Joys seldom yet attained by humankind!

Ans. Context: These lines are taken from the poem To An Unborn Pauper Child by Thomas Hardy.

Explanation: The poet feels the child would gladly find some enclosed land in the earth, where the child would stay without a tear or disquietude. But he is incapable to do this as he is as weak as the baby. He cannot change the common fate to a rare one. As he is unable to change the baby’s fate or to give warning of what is in store for it, he asks the child to come and dwell on the earth. And since humans are by nature happily optimistic, visionary and not given to reason, he can hope and wish that the baby, once it is born, will live in love, good health, friendship and possibilities galore. He dreams that the child will have joys which are rarely achieved by human beings.

In the last stanza, the poet prays that things may be better for the child. The terrible things may be applicable to any child born into the world. The poet has seen several disruptive events in the world. “Though skies spoutfire and blood and nations quake” might be a reference to the aerial warfare and blitzkrieg during the World War.

The poem is an “apostrophe”: A rhetorical device in the form of an address to someone not present. Many of the stanzas opens with injunctions and interjections. The poem makes use of alliterations such as, “hid heart”, “cease silently”, “birth-hour beckons”, “Travails and teens”,”surge and sigh” and “pending plan”. Time has been personified in the poem.

(b) All the earth and air

with thy voice is loud,

As, when night is bare,

From one lovely cloud

The moon rains out her beams, and heaven is overflow’d

Ans. Context: These lines are taken from the poem To a Skylark by Percy Bysshe Shelley.

Explanation: The bird is like the poet who sings for the mankind from an unknown destination. Then the skylark is compared with the aristocratic maiden soothing her love laden soul with song. The singing of the bird has heavenly blessings. Then it is compared with the rose covered by the green leaves. So the bird though not seen properly is communicating with the audience in clear music.

The poet wishes that the bird should teach the mankind the heavenly happiness it enjoys. He also wants to know about the theme of the song of the bird. The poet also is curious to know about the reason behind such happiness and absence of sorrow. The bird knows only love but does not know the sadness inherited in the human love. Its love is sacred. The bird is given eternity. It is singing from time immemorial.

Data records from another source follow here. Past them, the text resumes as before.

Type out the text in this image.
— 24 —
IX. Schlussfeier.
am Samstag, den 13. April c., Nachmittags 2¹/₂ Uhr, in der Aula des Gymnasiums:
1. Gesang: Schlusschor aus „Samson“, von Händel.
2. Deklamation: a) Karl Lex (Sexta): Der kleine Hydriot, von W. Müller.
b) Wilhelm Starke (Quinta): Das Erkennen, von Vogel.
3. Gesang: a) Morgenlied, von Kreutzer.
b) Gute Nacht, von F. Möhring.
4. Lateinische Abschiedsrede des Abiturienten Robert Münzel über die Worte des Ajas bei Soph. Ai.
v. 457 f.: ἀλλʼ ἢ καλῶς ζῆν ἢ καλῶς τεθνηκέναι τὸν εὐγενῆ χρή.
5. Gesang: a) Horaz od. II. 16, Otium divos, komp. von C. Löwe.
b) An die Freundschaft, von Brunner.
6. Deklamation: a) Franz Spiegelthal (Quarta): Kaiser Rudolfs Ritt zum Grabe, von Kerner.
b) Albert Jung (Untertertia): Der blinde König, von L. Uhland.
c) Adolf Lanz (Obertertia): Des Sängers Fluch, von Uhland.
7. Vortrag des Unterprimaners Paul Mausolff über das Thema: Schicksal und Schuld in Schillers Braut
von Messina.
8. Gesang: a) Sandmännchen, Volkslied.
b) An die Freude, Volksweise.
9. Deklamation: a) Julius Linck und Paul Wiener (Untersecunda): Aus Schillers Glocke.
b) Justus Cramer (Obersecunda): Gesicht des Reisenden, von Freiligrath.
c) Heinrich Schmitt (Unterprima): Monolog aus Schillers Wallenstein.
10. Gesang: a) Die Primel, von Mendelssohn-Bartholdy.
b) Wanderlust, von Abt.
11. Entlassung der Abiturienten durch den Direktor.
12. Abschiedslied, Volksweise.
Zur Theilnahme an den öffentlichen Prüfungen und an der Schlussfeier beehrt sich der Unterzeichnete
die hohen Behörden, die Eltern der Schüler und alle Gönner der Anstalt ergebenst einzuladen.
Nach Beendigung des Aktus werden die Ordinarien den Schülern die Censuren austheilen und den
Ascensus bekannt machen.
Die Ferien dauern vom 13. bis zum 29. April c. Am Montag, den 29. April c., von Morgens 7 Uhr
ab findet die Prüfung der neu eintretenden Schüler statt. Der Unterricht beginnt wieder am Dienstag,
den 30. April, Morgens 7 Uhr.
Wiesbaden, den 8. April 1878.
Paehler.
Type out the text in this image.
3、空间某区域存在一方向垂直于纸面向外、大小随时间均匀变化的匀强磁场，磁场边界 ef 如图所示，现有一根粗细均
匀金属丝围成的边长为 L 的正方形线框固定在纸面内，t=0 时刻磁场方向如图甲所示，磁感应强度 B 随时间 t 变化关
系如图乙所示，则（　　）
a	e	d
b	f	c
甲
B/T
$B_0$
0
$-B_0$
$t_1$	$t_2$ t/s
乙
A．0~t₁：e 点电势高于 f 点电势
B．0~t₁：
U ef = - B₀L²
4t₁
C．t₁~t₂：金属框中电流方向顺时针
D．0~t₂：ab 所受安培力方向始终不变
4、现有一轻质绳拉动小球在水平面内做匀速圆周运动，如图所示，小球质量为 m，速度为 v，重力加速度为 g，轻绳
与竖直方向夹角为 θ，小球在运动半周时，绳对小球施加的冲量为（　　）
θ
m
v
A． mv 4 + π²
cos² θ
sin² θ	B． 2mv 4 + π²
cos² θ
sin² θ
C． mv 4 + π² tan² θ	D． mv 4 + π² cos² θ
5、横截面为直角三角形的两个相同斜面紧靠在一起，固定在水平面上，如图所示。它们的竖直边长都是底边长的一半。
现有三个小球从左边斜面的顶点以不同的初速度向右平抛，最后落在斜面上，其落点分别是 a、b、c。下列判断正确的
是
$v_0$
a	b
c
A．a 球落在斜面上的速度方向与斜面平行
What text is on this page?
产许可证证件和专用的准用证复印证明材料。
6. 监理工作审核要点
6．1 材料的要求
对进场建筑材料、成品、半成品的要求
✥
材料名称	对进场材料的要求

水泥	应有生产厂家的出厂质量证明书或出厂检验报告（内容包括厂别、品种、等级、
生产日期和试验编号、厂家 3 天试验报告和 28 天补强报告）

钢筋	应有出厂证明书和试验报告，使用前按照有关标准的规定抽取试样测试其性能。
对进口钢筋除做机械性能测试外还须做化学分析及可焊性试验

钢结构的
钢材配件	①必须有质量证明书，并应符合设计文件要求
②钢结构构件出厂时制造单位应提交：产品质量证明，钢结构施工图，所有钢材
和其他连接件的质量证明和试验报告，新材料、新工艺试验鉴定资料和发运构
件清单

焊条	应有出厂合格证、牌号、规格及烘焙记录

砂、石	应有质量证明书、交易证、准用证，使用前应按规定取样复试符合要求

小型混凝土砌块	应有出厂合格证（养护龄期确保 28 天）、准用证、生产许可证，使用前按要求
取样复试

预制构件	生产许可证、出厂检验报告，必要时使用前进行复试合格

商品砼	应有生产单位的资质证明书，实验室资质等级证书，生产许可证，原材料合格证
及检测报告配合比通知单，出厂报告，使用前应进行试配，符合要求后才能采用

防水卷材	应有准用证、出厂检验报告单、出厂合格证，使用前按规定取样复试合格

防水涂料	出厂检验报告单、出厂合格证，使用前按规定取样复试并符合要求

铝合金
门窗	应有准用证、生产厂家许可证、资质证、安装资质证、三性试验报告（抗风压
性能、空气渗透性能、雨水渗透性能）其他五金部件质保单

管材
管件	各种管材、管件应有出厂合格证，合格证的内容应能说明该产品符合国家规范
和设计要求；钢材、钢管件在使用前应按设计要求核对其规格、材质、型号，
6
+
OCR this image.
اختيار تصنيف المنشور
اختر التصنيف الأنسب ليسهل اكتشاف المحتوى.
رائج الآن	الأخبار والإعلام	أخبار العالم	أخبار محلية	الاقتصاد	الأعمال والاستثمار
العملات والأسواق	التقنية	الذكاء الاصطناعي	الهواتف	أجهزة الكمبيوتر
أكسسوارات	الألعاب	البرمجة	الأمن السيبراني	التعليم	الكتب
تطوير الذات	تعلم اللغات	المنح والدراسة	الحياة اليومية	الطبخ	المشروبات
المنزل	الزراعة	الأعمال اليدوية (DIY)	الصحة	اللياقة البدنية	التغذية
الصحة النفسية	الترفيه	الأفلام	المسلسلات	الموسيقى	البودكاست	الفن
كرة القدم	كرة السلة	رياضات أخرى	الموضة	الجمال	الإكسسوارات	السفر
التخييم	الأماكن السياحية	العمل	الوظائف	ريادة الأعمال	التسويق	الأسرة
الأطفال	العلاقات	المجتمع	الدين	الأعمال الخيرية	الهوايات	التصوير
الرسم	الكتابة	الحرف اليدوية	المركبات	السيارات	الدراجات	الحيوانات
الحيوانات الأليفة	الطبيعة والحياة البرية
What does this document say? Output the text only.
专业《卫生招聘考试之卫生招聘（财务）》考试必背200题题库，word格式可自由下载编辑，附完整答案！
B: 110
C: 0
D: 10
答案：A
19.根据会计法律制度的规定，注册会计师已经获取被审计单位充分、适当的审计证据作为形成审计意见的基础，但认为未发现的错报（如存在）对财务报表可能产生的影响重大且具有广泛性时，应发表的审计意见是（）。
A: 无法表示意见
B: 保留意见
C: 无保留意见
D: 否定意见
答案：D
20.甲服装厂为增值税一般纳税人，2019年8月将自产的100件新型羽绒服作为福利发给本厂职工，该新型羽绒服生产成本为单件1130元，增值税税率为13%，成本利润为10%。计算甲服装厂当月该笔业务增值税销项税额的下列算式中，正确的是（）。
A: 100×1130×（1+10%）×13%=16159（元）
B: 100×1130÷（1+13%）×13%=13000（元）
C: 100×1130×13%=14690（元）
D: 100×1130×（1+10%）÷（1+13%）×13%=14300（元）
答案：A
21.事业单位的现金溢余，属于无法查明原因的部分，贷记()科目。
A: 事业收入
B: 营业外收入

Then the poet contrasts the song of the bird with the woes of human being. Human wants are unlimited. Human wants never get fulfilled. The good songs of the human world are always accompanied with the saddest thoughts. So goes the beautiful description “our sweetest songs are those that tell of saddest thoughts”. The poet wants to learn about the secret of the beauty of the skylark. The skylark is the scorner of the ground. It scorns the earth which is full of afflictions and miseries. The poet wants that the skylark should teach him half of the gladness it enjoys. He can learn from the bird and write poetry. Each stanza consists of four short lines and the last long line. The rhyme patter is very much similar in the poem.